Göçmenlerle dayanışma
İkinci oturumda göçmenlerle dayanışmayı büyütmenin önemi tartışıldı. Hepimiz Göçmeniz kampanyası adına yapılan konuşmada, ırkçı argümanlarla mücadele etmenin önemine değinilirken, sığınmacılarla dayanışma içerisinde olmanın yalnızca insan hakları açısından değil, aynı zamanda Türkiye işçi sınıfının birleşik mücadelesini güçlendirmesi ve sosyoekonomik sorunların sorumlusunun doğru tespit edilmesi konusunda da şart olduğu hatırlatıldı.
Halkların Köprüsü Derneği’nden Üstün Reinart hem Avrupa’da hem Türkiye’de hükümetlerin tutumunun ve ırkçılığın karamsar bir tablo çizdiğini belirterek, çözüm için göçmenlerin hakları ve sınırların açılması için mücadele etmekten başka çare olmadığını, aşırı sağın göçmenlere yönelik ırkçılıktan beslenerek büyüdüğünü, buna karşı mücadele etmekten başka bir formül olmadığını, fakat bunun da çok zor olduğunu söyledi.
Antikapitalist alternatif
Son oturumda ise Türkiye’de antikapitalist bir alternatifin nasıl yaratılabileceği tartışıldı.
İlk olarak konuşan Yıldız Önen, dünyada ve Türkiye’de geçmişte ortaya çıkan kitlesel muhalefet hareketlerinden bahsederek, küresel büyük mücadelelerin bir şeylerin kazanılabileceği duygusunu bu yüzyılın başında da yarattığını ifade etti. İşçi sınıfı mücadelesi olmadan, kitlesel olarak egemen sınıf üzerinde baskı yapacak bir gücünüz yoksa büyük gösterilerin de bir yere kadar sınırlı kaldığını söyleyen Önen, yine de bunların büyük bir mücadele deneyimi bıraktığını hatırlattı.
2008 yılında başlayan küresel ekonomik krizin bir dönüm noktası olduğunu söyleyen Yıldız Önen, bunun siyasi sonucunun otoriter hükümetler ve liderler olduğunu, içinde yaşadığımız politik krizde Arap Baharı gibi toplumsal altüst oluşların sık sık yaşandığını belirtti.
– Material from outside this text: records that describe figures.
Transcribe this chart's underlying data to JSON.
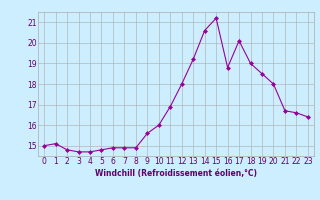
{
  "x": [
    0,
    1,
    2,
    3,
    4,
    5,
    6,
    7,
    8,
    9,
    10,
    11,
    12,
    13,
    14,
    15,
    16,
    17,
    18,
    19,
    20,
    21,
    22,
    23
  ],
  "y": [
    15.0,
    15.1,
    14.8,
    14.7,
    14.7,
    14.8,
    14.9,
    14.9,
    14.9,
    15.6,
    16.0,
    16.9,
    18.0,
    19.2,
    20.6,
    21.2,
    18.8,
    20.1,
    19.0,
    18.5,
    18.0,
    16.7,
    16.6,
    16.4
  ],
  "line_color": "#990099",
  "marker": "D",
  "marker_size": 2,
  "bg_color": "#cceeff",
  "grid_color": "#aaaaaa",
  "xlabel": "Windchill (Refroidissement éolien,°C)",
  "ylim": [
    14.5,
    21.5
  ],
  "xlim": [
    -0.5,
    23.5
  ],
  "yticks": [
    15,
    16,
    17,
    18,
    19,
    20,
    21
  ],
  "xticks": [
    0,
    1,
    2,
    3,
    4,
    5,
    6,
    7,
    8,
    9,
    10,
    11,
    12,
    13,
    14,
    15,
    16,
    17,
    18,
    19,
    20,
    21,
    22,
    23
  ],
  "title_color": "#660066",
  "label_fontsize": 5.5,
  "tick_fontsize": 5.5
}
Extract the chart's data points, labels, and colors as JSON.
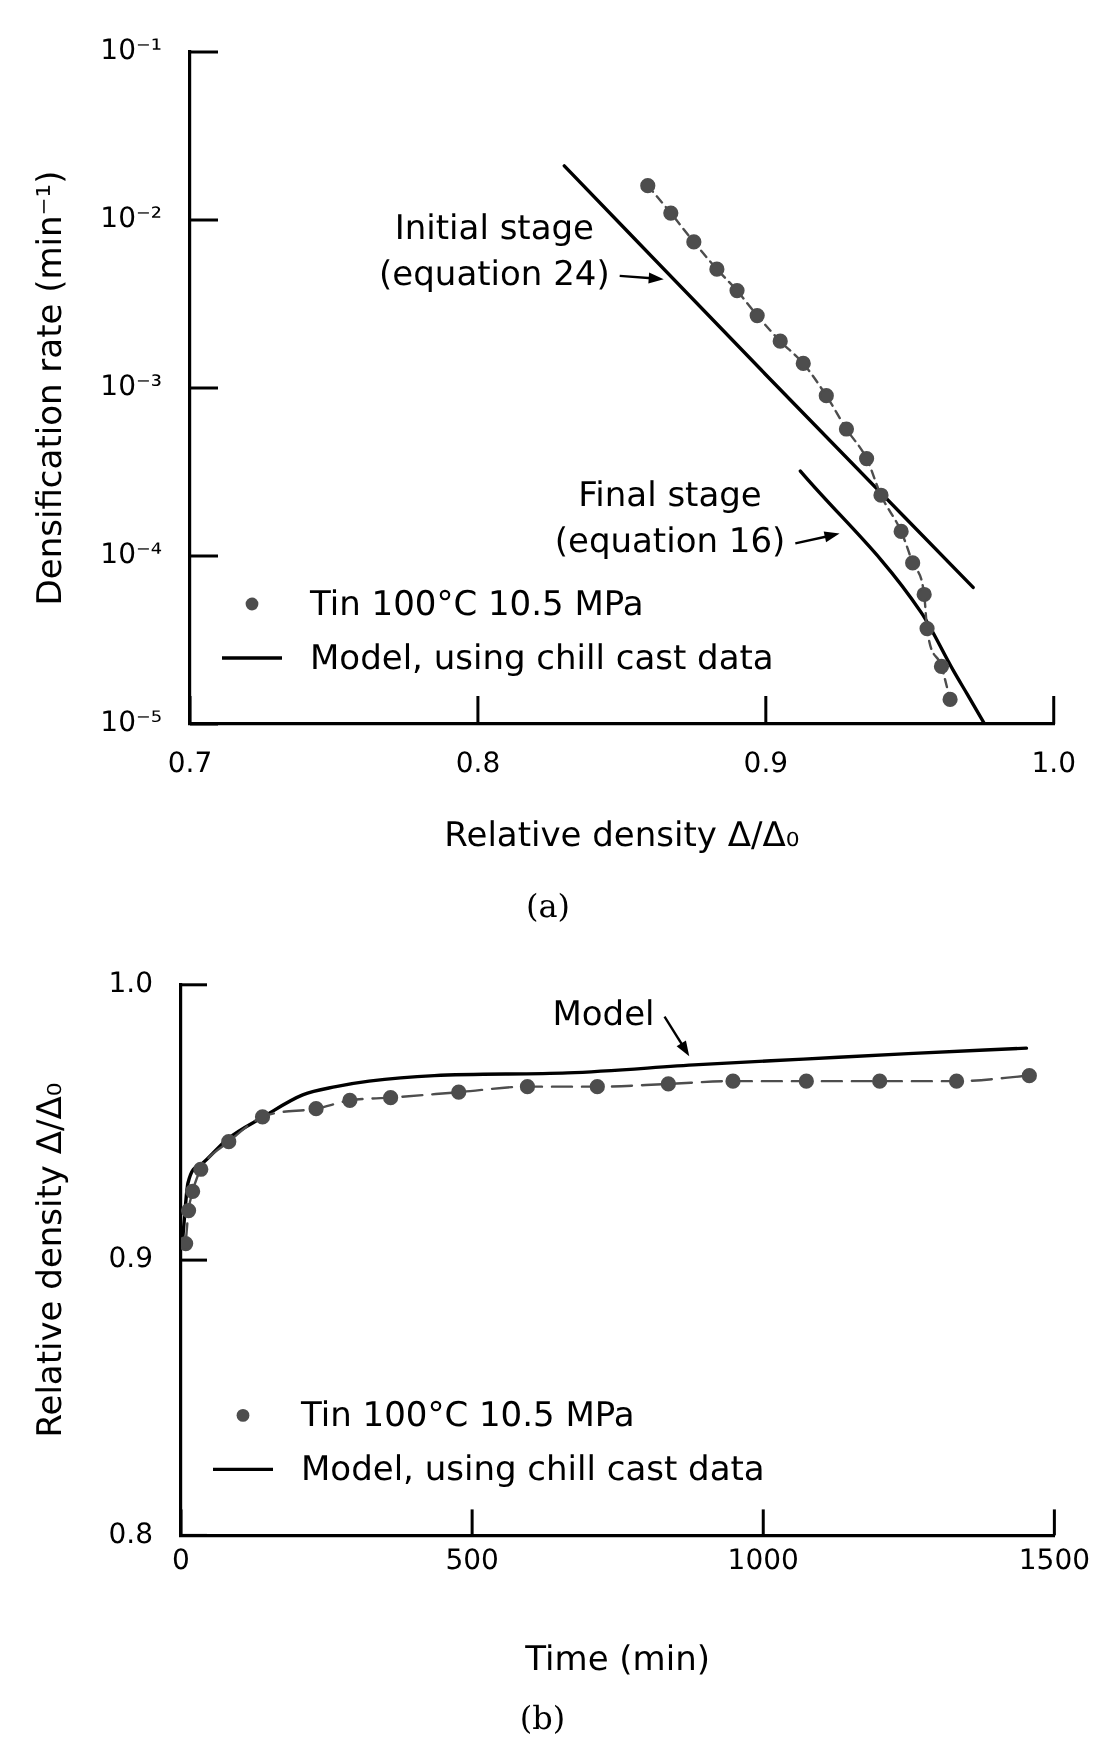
{
  "chart_data": [
    {
      "type": "line",
      "title": "(a)",
      "xlabel": "Relative density Δ/Δ₀",
      "ylabel": "Densification rate (min⁻¹)",
      "log": "y",
      "xlim": [
        0.7,
        1.0
      ],
      "xticks": [
        0.7,
        0.8,
        0.9,
        {
          "value": 1.0,
          "label": "1.0"
        }
      ],
      "ylim": [
        1e-05,
        0.1
      ],
      "yticks": [
        {
          "value": 0.1,
          "label": "10⁻¹"
        },
        {
          "value": 0.01,
          "label": "10⁻²"
        },
        {
          "value": 0.001,
          "label": "10⁻³"
        },
        {
          "value": 0.0001,
          "label": "10⁻⁴"
        },
        {
          "value": 1e-05,
          "label": "10⁻⁵"
        }
      ],
      "legend": "bottom left",
      "series": [
        {
          "name": "Tin 100°C 10.5 MPa",
          "color": "#4d4d4d",
          "marker": "circle",
          "line_style": "dashed",
          "x": [
            0.859,
            0.867,
            0.875,
            0.883,
            0.89,
            0.897,
            0.905,
            0.913,
            0.921,
            0.928,
            0.935,
            0.94,
            0.947,
            0.951,
            0.955,
            0.956,
            0.961,
            0.964
          ],
          "values": [
            0.016,
            0.011,
            0.0074,
            0.0051,
            0.0038,
            0.0027,
            0.0019,
            0.0014,
            0.0009,
            0.00057,
            0.00038,
            0.00023,
            0.00014,
            9.1e-05,
            5.9e-05,
            3.7e-05,
            2.2e-05,
            1.4e-05
          ]
        },
        {
          "name": "Model, using chill cast data",
          "color": "#000000",
          "marker": "none",
          "line_style": "solid",
          "x": [
            0.83,
            0.9,
            0.972
          ],
          "values": [
            0.021,
            0.0012,
            6.5e-05
          ]
        },
        {
          "color": "#000000",
          "marker": "none",
          "line_style": "solid",
          "x": [
            0.912,
            0.954,
            0.965,
            0.97,
            0.976
          ],
          "values": [
            0.00032,
            4.6e-05,
            2.1e-05,
            1.5e-05,
            1e-05
          ]
        }
      ],
      "annotations": [
        {
          "text": "Initial stage (equation 24)",
          "x": 0.868,
          "y": 0.0044
        },
        {
          "text": "Final stage (equation 16)",
          "x": 0.929,
          "y": 0.00014
        }
      ]
    },
    {
      "type": "line",
      "title": "(b)",
      "xlabel": "Time (min)",
      "ylabel": "Relative density Δ/Δ₀",
      "xlim": [
        0,
        1500
      ],
      "xticks": [
        0,
        500,
        1000,
        1500
      ],
      "ylim": [
        0.8,
        1.0
      ],
      "yticks": [
        0.8,
        0.9,
        {
          "value": 1.0,
          "label": "1.0"
        }
      ],
      "legend": "bottom left",
      "series": [
        {
          "name": "Tin 100°C 10.5 MPa",
          "color": "#4d4d4d",
          "marker": "circle",
          "line_style": "dashed",
          "x": [
            8,
            13,
            20,
            34,
            82,
            140,
            232,
            290,
            360,
            477,
            595,
            715,
            837,
            948,
            1074,
            1200,
            1332,
            1457
          ],
          "values": [
            0.906,
            0.918,
            0.925,
            0.933,
            0.943,
            0.952,
            0.955,
            0.958,
            0.959,
            0.961,
            0.963,
            0.963,
            0.964,
            0.965,
            0.965,
            0.965,
            0.965,
            0.967
          ]
        },
        {
          "name": "Model, using chill cast data",
          "color": "#000000",
          "marker": "none",
          "line_style": "solid",
          "x": [
            3,
            12,
            36,
            80,
            141,
            209,
            266,
            323,
            435,
            664,
            889,
            1069,
            1249,
            1452
          ],
          "values": [
            0.908,
            0.928,
            0.935,
            0.944,
            0.952,
            0.96,
            0.963,
            0.965,
            0.967,
            0.968,
            0.971,
            0.973,
            0.975,
            0.977
          ]
        }
      ],
      "annotations": [
        {
          "text": "Model",
          "x": 882,
          "y": 0.971
        }
      ]
    }
  ]
}
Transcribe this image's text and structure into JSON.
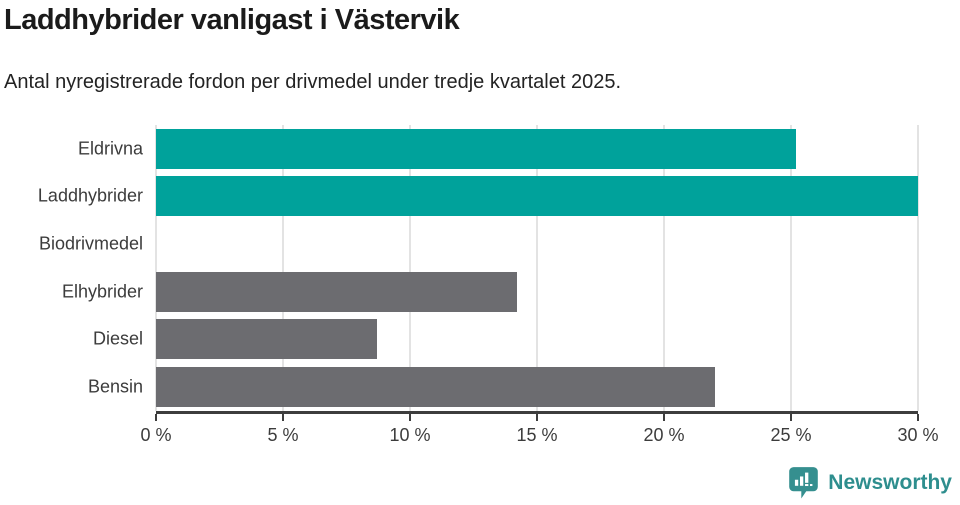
{
  "header": {
    "title": "Laddhybrider vanligast i Västervik",
    "subtitle": "Antal nyregistrerade fordon per drivmedel under tredje kvartalet 2025."
  },
  "chart_data": {
    "type": "bar",
    "orientation": "horizontal",
    "title": "Laddhybrider vanligast i Västervik",
    "subtitle": "Antal nyregistrerade fordon per drivmedel under tredje kvartalet 2025.",
    "categories": [
      "Eldrivna",
      "Laddhybrider",
      "Biodrivmedel",
      "Elhybrider",
      "Diesel",
      "Bensin"
    ],
    "values": [
      25.2,
      30,
      0,
      14.2,
      8.7,
      22
    ],
    "unit": "%",
    "xlim": [
      0,
      30
    ],
    "xticks": [
      0,
      5,
      10,
      15,
      20,
      25,
      30
    ],
    "xtick_labels": [
      "0 %",
      "5 %",
      "10 %",
      "15 %",
      "20 %",
      "25 %",
      "30 %"
    ],
    "bar_colors": [
      "#00a29b",
      "#00a29b",
      "#6c6c70",
      "#6c6c70",
      "#6c6c70",
      "#6c6c70"
    ],
    "highlight_color": "#00a29b",
    "base_color": "#6c6c70",
    "gridline_color": "#e3e3e3",
    "axis_color": "#3d3d3d",
    "grid": true,
    "legend": "none"
  },
  "footer": {
    "brand": "Newsworthy",
    "brand_color": "#2e8e8e",
    "logo_icon": "bar-chart-speech-bubble"
  }
}
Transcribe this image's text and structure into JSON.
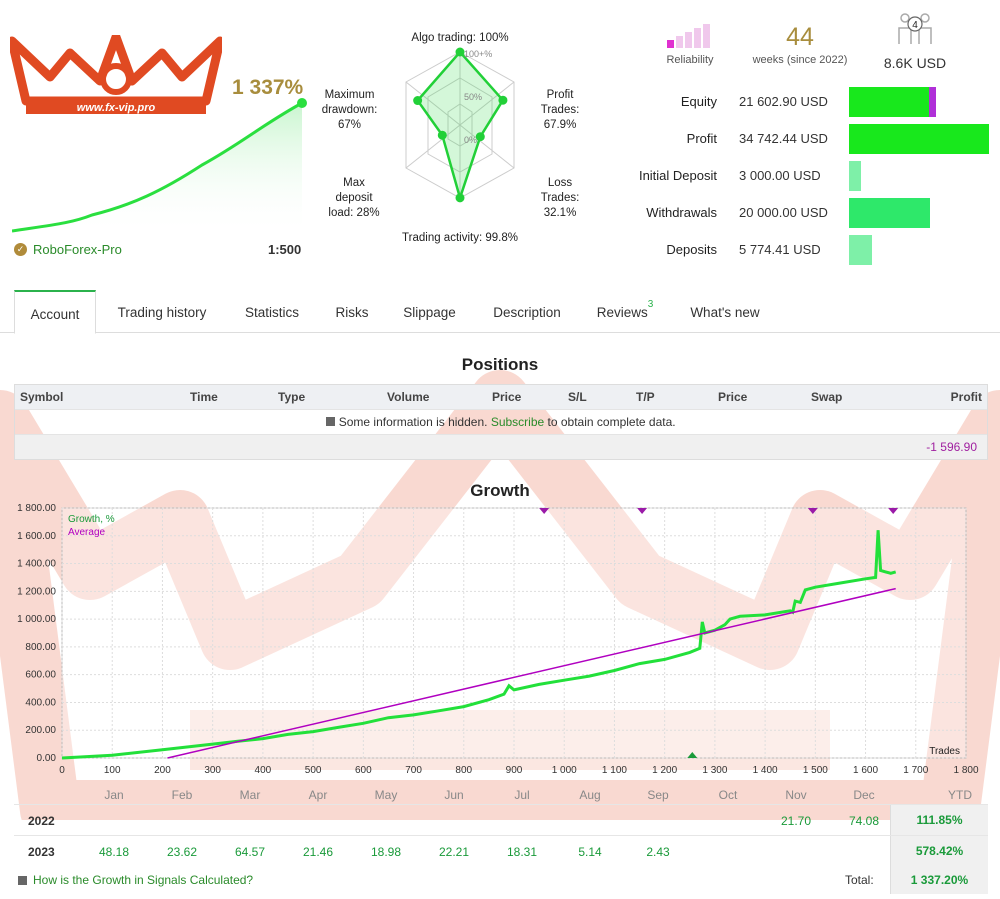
{
  "header": {
    "growth_total": "1 337%",
    "broker": "RoboForex-Pro",
    "leverage": "1:500",
    "logo_text": "www.fx-vip.pro"
  },
  "radar": {
    "algo_label": "Algo trading: 100%",
    "profit_label1": "Profit",
    "profit_label2": "Trades:",
    "profit_label3": "67.9%",
    "loss_label1": "Loss",
    "loss_label2": "Trades:",
    "loss_label3": "32.1%",
    "activity_label": "Trading activity: 99.8%",
    "deposit_label1": "Max",
    "deposit_label2": "deposit",
    "deposit_label3": "load: 28%",
    "drawdown_label1": "Maximum",
    "drawdown_label2": "drawdown:",
    "drawdown_label3": "67%",
    "ring_100": "100+%",
    "ring_50": "50%",
    "ring_0": "0%",
    "values": {
      "algo": 100,
      "profit": 67.9,
      "loss": 32.1,
      "activity": 99.8,
      "deposit": 28,
      "drawdown": 67
    }
  },
  "summary": {
    "reliability_label": "Reliability",
    "weeks_value": "44",
    "weeks_label": "weeks (since 2022)",
    "subscribers_count": "4",
    "subscribers_funds": "8.6K USD"
  },
  "stats": [
    {
      "label": "Equity",
      "value": "21 602.90 USD",
      "fraction": 0.62
    },
    {
      "label": "Profit",
      "value": "34 742.44 USD",
      "fraction": 1.0
    },
    {
      "label": "Initial Deposit",
      "value": "3 000.00 USD",
      "fraction": 0.086
    },
    {
      "label": "Withdrawals",
      "value": "20 000.00 USD",
      "fraction": 0.576
    },
    {
      "label": "Deposits",
      "value": "5 774.41 USD",
      "fraction": 0.166
    }
  ],
  "tabs": [
    {
      "label": "Account",
      "active": true
    },
    {
      "label": "Trading history"
    },
    {
      "label": "Statistics"
    },
    {
      "label": "Risks"
    },
    {
      "label": "Slippage"
    },
    {
      "label": "Description"
    },
    {
      "label": "Reviews",
      "badge": "3"
    },
    {
      "label": "What's new"
    }
  ],
  "positions": {
    "title": "Positions",
    "columns": [
      "Symbol",
      "Time",
      "Type",
      "Volume",
      "Price",
      "S/L",
      "T/P",
      "Price",
      "Swap",
      "Profit"
    ],
    "info_pre": "Some information is hidden.",
    "info_link": "Subscribe",
    "info_post": "to obtain complete data.",
    "total_profit": "-1 596.90"
  },
  "growth": {
    "title": "Growth",
    "legend_growth": "Growth, %",
    "legend_average": "Average",
    "x_axis_label": "Trades"
  },
  "chart_data": {
    "type": "line",
    "title": "Growth",
    "xlabel": "Trades",
    "ylabel": "",
    "xlim": [
      0,
      1800
    ],
    "ylim": [
      0,
      1800
    ],
    "x_ticks": [
      "0",
      "100",
      "200",
      "300",
      "400",
      "500",
      "600",
      "700",
      "800",
      "900",
      "1 000",
      "1 100",
      "1 200",
      "1 300",
      "1 400",
      "1 500",
      "1 600",
      "1 700",
      "1 800"
    ],
    "y_ticks": [
      "0.00",
      "200.00",
      "400.00",
      "600.00",
      "800.00",
      "1 000.00",
      "1 200.00",
      "1 400.00",
      "1 600.00",
      "1 800.00"
    ],
    "series": [
      {
        "name": "Growth, %",
        "color": "#22e03a",
        "x": [
          0,
          100,
          200,
          300,
          350,
          400,
          450,
          500,
          550,
          600,
          650,
          700,
          750,
          800,
          850,
          880,
          890,
          900,
          950,
          1000,
          1050,
          1100,
          1150,
          1200,
          1250,
          1270,
          1275,
          1280,
          1300,
          1320,
          1330,
          1350,
          1400,
          1450,
          1455,
          1460,
          1470,
          1480,
          1500,
          1550,
          1600,
          1620,
          1625,
          1630,
          1640,
          1650,
          1660
        ],
        "y": [
          0,
          20,
          60,
          100,
          120,
          140,
          170,
          190,
          220,
          250,
          290,
          310,
          340,
          370,
          420,
          460,
          520,
          490,
          530,
          560,
          590,
          630,
          680,
          710,
          760,
          790,
          980,
          900,
          920,
          960,
          1000,
          1020,
          1030,
          1060,
          1050,
          1130,
          1120,
          1210,
          1230,
          1260,
          1290,
          1300,
          1640,
          1350,
          1340,
          1330,
          1340
        ]
      },
      {
        "name": "Average",
        "color": "#b000c0",
        "x": [
          210,
          1660
        ],
        "y": [
          0,
          1220
        ]
      }
    ],
    "markers_top": [
      960,
      1155,
      1495,
      1655
    ],
    "marker_bottom": 1255
  },
  "monthly": {
    "months": [
      "Jan",
      "Feb",
      "Mar",
      "Apr",
      "May",
      "Jun",
      "Jul",
      "Aug",
      "Sep",
      "Oct",
      "Nov",
      "Dec",
      "YTD"
    ],
    "rows": [
      {
        "year": "2022",
        "values": [
          "",
          "",
          "",
          "",
          "",
          "",
          "",
          "",
          "",
          "",
          "21.70",
          "74.08"
        ],
        "ytd": "111.85%"
      },
      {
        "year": "2023",
        "values": [
          "48.18",
          "23.62",
          "64.57",
          "21.46",
          "18.98",
          "22.21",
          "18.31",
          "5.14",
          "2.43",
          "",
          "",
          ""
        ],
        "ytd": "578.42%"
      }
    ],
    "footer_link": "How is the Growth in Signals Calculated?",
    "total_label": "Total:",
    "total_value": "1 337.20%"
  }
}
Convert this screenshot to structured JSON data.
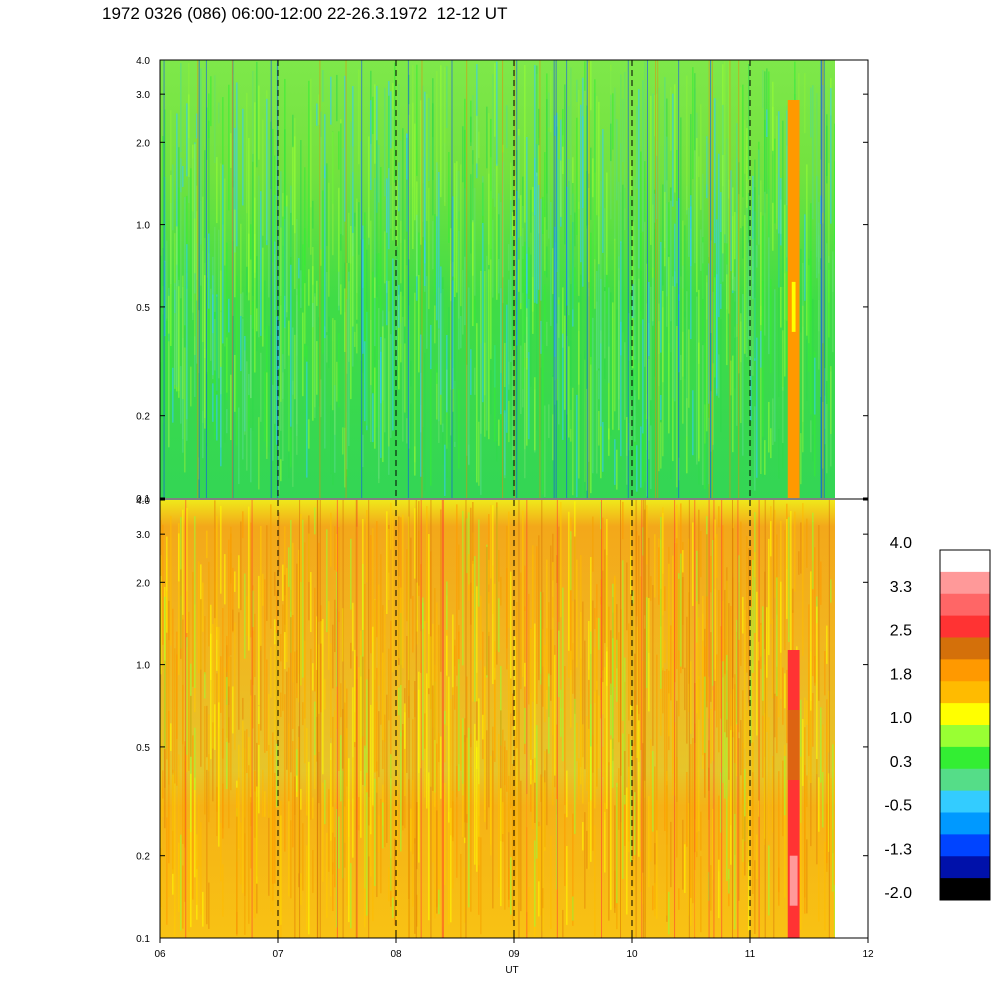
{
  "title": "1972 0326 (086) 06:00-12:00 22-26.3.1972  12-12 UT",
  "colors": {
    "background": "#ffffff",
    "axis": "#000000",
    "marker_line": "#000000"
  },
  "chart_data": [
    {
      "type": "heatmap",
      "panel": "upper",
      "x_range": [
        6,
        12
      ],
      "y_scale": "log",
      "y_range": [
        0.1,
        4.0
      ],
      "y_ticks": [
        "4.0",
        "3.0",
        "2.0",
        "1.0",
        "0.5",
        "0.2",
        "0.1"
      ],
      "y_tick_values": [
        4.0,
        3.0,
        2.0,
        1.0,
        0.5,
        0.2,
        0.1
      ],
      "dominant_levels": [
        "0.3",
        "1.0",
        "-0.5"
      ],
      "data_end_x": 11.75,
      "event_x": [
        11.32,
        11.42
      ]
    },
    {
      "type": "heatmap",
      "panel": "lower",
      "x_range": [
        6,
        12
      ],
      "y_scale": "log",
      "y_range": [
        0.1,
        4.0
      ],
      "y_ticks": [
        "4.0",
        "3.0",
        "2.0",
        "1.0",
        "0.5",
        "0.2",
        "0.1"
      ],
      "y_tick_values": [
        4.0,
        3.0,
        2.0,
        1.0,
        0.5,
        0.2,
        0.1
      ],
      "dominant_levels": [
        "1.8",
        "1.0",
        "2.5"
      ],
      "data_end_x": 11.75,
      "event_x": [
        11.32,
        11.42
      ]
    }
  ],
  "x_axis": {
    "label": "UT",
    "ticks": [
      "06",
      "07",
      "08",
      "09",
      "10",
      "11",
      "12"
    ],
    "tick_values": [
      6,
      7,
      8,
      9,
      10,
      11,
      12
    ],
    "dashed_lines_at": [
      7,
      8,
      9,
      10,
      11
    ]
  },
  "colorbar": {
    "labels": [
      "4.0",
      "3.3",
      "2.5",
      "1.8",
      "1.0",
      "0.3",
      "-0.5",
      "-1.3",
      "-2.0"
    ],
    "colors": [
      "#ffffff",
      "#ff9999",
      "#ff6666",
      "#ff3333",
      "#d4700a",
      "#ff9900",
      "#ffbb00",
      "#ffff00",
      "#99ff33",
      "#33ee33",
      "#55dd88",
      "#33ccff",
      "#0099ff",
      "#0044ff",
      "#0011aa",
      "#000000"
    ]
  }
}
Bütün mücadeleleri birbirine bağlayan örgütlü bir güç yaratmanın gerekliliğine işaret eden Önen, tarihin bizim lehimize değişmesi için kapitalizmi yok etme mücadelesine devam etmemiz gerektiğini vurguladı.
Toplantının diğer konuşmacısı Bekir Ersin ise Türkiye’de genel olarak moralsiz bir atmosferin içinden geçildiğini, seçimleri beklemenin çok yaygın bir tutum olduğunu, ancak burada muhalefetin vaatlerinin tek tük olumlu şeylere rağmen genel olarak büyük sorunlar hakkında somut vaadi olmadığını hatırlattı. Birçok yerde direnenleri gördüğümüzde umutlandığımızı söyleyen Ersin, bugünden seçim sürecine endekslenmenin yanlış olduğunu, var olan mücadelelere bakmak ve bunları birleştirmek gerektiğini ifade etti. Bütün ezilenlerin mücadelelerini işçi sınıfı mücadelesine dönüştürmek gerektiğini vurgulayan Bekir Ersin, bunu sağlayabilecek bir örgütlenmeyi inşa etmeyi hedef olarak göstererek sözlerini noktaladı.